Rates shaping behavior
Hatcher agreed that interest rates were a struggle for many clients last year, creating a barrier primarily for first-time buyers. On the seller side, Hatcher saw many people sitting on and hesitant to part with properties they bought with yesteryear’s lower rates, but the higher rates have also made sellers more willing to be flexible with buyers and offer concessions and price reductions, she said.
“I wouldn’t say it’s a buyer’s market, but the sellers are no longer in complete control,” Hatcher said.
While recent rate averages of 6% seem high compared to lower rates seen in the last decade, current rates are more aligned with where they have sat historically, according to Jamie Aguilar, Sunward Federal Credit Union’s chief lending officer.
“When 2021-2022 came, everybody was in these really low interest rates, and for years, people were like, ‘We’re going to get back there.’ But that wasn’t the normal market,” Aguilar said.
Rates often receive a lot of attention from the credit union’s members and create hesitancy in the market, but Aguilar said they are just a portion of the pie and don’t impact borrowing behaviors as much as the total amount buyers expect to have coming out of their pocket — from insurance to property taxes.
Sunward attempts to address affordability for clients by building in a buffer for economic shifts versus maxing clients out on payments, Aguilar said.
Looking ahead
Nearly three months into this year, these local building, brokering and lending experts are feeling good about how Albuquerque’s 2026 market is shaping up so far.
“I’m very optimistic about it; it feels a little bit more consistent,” Hatcher said. “I was really feeling it when the interest rates were kind of relaxing a little bit, so we’re going to have to see how that shakes out.
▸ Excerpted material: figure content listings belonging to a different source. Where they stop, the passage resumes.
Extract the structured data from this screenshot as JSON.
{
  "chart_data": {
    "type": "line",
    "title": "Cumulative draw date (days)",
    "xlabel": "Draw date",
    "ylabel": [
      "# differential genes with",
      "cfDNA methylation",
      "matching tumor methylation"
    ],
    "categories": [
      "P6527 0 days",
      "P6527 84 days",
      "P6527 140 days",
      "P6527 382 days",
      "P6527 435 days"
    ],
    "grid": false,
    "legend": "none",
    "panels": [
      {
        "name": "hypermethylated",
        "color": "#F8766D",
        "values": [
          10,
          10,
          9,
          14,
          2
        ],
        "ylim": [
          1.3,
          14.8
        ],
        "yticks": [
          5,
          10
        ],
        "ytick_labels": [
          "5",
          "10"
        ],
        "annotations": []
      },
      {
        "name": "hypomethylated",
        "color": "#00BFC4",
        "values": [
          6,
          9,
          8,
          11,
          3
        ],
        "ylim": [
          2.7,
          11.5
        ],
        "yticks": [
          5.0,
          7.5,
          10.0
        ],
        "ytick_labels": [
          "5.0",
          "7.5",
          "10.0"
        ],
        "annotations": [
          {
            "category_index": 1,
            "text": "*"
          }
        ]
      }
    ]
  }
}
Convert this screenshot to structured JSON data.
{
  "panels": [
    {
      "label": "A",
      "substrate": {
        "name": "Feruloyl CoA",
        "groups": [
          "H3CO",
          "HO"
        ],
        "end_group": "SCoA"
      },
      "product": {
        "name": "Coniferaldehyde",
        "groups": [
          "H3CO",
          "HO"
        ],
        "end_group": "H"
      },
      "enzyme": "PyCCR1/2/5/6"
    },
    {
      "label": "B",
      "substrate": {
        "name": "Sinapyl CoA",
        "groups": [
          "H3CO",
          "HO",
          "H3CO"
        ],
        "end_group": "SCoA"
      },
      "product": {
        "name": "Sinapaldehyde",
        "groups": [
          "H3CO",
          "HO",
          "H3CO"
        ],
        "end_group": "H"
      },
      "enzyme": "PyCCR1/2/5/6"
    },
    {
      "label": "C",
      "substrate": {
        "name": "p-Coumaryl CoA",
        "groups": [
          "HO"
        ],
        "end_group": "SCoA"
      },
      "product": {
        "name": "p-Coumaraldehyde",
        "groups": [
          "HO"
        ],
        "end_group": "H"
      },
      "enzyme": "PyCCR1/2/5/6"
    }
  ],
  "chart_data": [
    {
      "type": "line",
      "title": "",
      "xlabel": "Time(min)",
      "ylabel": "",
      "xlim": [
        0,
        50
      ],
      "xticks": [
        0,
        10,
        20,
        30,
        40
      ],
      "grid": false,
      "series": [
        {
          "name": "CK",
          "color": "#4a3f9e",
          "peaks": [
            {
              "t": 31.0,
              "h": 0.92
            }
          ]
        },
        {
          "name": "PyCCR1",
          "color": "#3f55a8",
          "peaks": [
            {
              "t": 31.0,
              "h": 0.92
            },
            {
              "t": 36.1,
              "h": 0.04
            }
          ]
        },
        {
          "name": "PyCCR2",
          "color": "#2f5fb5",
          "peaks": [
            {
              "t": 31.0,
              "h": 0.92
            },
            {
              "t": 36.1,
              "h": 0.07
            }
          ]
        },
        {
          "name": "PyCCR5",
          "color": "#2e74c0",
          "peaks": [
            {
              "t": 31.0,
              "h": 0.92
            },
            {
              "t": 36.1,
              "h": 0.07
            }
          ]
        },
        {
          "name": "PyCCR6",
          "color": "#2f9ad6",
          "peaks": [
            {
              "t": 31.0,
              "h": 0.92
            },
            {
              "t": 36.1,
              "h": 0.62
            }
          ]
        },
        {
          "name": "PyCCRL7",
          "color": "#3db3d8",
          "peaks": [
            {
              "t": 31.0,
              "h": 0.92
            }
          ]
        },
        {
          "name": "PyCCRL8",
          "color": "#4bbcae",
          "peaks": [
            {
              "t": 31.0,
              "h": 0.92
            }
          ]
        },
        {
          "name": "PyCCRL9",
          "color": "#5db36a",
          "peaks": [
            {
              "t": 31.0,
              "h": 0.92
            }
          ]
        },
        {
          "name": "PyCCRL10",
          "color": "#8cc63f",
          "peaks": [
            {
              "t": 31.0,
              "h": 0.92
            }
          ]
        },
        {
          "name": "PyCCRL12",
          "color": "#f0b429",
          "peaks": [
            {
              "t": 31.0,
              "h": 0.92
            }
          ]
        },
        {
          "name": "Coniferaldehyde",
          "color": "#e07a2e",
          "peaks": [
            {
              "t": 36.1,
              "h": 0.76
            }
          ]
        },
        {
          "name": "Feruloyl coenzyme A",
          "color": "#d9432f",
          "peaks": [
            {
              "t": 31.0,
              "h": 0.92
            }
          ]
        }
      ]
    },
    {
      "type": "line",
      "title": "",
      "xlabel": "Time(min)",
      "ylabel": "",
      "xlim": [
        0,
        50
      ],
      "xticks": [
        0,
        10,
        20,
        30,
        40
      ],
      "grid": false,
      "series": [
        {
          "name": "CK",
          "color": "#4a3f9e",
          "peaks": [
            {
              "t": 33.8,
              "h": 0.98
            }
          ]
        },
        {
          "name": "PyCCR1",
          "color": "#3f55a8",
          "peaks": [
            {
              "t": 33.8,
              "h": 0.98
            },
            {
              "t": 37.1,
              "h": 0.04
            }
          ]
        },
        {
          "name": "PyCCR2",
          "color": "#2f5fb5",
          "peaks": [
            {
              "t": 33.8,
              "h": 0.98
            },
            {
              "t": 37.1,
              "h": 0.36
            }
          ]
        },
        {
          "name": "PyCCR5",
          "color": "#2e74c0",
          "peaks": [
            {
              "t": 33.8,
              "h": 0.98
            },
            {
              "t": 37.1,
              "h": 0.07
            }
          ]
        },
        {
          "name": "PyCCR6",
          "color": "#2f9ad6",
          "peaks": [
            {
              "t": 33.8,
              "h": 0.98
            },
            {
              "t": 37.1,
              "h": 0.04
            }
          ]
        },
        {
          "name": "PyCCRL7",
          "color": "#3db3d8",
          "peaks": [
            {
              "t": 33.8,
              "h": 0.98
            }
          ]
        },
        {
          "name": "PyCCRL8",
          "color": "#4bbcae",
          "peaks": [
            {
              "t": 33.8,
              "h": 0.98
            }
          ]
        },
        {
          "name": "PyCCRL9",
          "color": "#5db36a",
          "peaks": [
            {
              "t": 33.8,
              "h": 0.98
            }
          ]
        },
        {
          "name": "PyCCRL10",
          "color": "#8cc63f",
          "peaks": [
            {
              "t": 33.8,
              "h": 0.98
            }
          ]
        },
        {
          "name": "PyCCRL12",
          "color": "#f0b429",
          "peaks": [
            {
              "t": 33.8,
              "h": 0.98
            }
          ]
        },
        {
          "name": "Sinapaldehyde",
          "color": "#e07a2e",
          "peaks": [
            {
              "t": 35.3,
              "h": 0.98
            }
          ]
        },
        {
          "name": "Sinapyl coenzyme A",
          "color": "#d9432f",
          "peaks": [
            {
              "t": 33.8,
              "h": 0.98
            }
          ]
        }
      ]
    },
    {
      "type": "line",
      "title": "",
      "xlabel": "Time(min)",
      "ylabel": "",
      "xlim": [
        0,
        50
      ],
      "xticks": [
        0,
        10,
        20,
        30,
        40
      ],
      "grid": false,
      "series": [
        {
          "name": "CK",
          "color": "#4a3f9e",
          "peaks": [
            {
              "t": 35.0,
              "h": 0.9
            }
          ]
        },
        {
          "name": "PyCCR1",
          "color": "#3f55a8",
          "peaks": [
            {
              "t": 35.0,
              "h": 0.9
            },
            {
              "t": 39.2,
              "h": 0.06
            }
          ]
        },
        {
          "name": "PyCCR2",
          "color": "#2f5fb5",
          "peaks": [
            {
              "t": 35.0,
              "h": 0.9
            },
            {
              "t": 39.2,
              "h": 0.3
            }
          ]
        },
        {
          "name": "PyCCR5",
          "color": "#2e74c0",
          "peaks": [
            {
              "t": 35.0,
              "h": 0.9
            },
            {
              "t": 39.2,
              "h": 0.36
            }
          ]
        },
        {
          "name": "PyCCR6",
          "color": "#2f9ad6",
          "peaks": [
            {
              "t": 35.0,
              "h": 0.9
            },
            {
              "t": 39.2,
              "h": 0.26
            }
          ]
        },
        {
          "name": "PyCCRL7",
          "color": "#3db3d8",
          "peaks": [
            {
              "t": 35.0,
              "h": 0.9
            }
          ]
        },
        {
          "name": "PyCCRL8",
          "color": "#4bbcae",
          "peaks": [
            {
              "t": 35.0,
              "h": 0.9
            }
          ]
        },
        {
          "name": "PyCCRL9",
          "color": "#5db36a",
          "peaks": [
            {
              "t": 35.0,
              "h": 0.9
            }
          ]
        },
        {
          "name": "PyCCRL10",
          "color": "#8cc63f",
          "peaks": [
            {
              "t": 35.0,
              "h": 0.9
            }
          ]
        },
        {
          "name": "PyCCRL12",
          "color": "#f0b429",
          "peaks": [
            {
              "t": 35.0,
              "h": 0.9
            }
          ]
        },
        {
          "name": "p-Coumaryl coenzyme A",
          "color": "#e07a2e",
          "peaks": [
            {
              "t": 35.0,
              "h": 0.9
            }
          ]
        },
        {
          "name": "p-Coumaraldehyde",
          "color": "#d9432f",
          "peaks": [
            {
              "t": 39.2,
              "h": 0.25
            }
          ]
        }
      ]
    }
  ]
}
But generally, it does feel like it’s a little bit healthier.”
Abrazo is on track to increase its production this year, Bishop said, adding the company expects to end the year with up to 275 homes built.
“In general, 2026 has felt like the first normal year since COVID. We really haven’t had a balanced year in a long time, and 2026 kind of feels that way,” Bishop said, citing what he sees as society’s growing capacity for fluctuation and a readiness to buy.
Aguilar agreed, adding people might be more selective, but the need is still there.
“We’ve become so resilient to these changes, I think it’s become the new norm,” Aguilar said. “(The market’s) going to stabilize (and) I think we’re going to have a phenomenal year.”
The one exception, Bishop noted, is the war in Iran and the potential wave of uncertainty a prolonged conflict may cast on the nation’s economy and real estate scene.
“Uncertainty ultimately keeps people from purchasing; they say it’s safer to wait and see what happens than it is to buy,” Bishop said. “It’s still early and so we’re very keenly watching what’s happening, but we’re eager for this thing to be resolved very quickly. I think everybody in real estate would agree.”
With median home prices not likely to come down in the future, Bishop said creativity — with products like build-to-rent communities and housing strategies from local government — will be essential to pushing Albuquerque’s housing market forward and to “meet the market where it is.”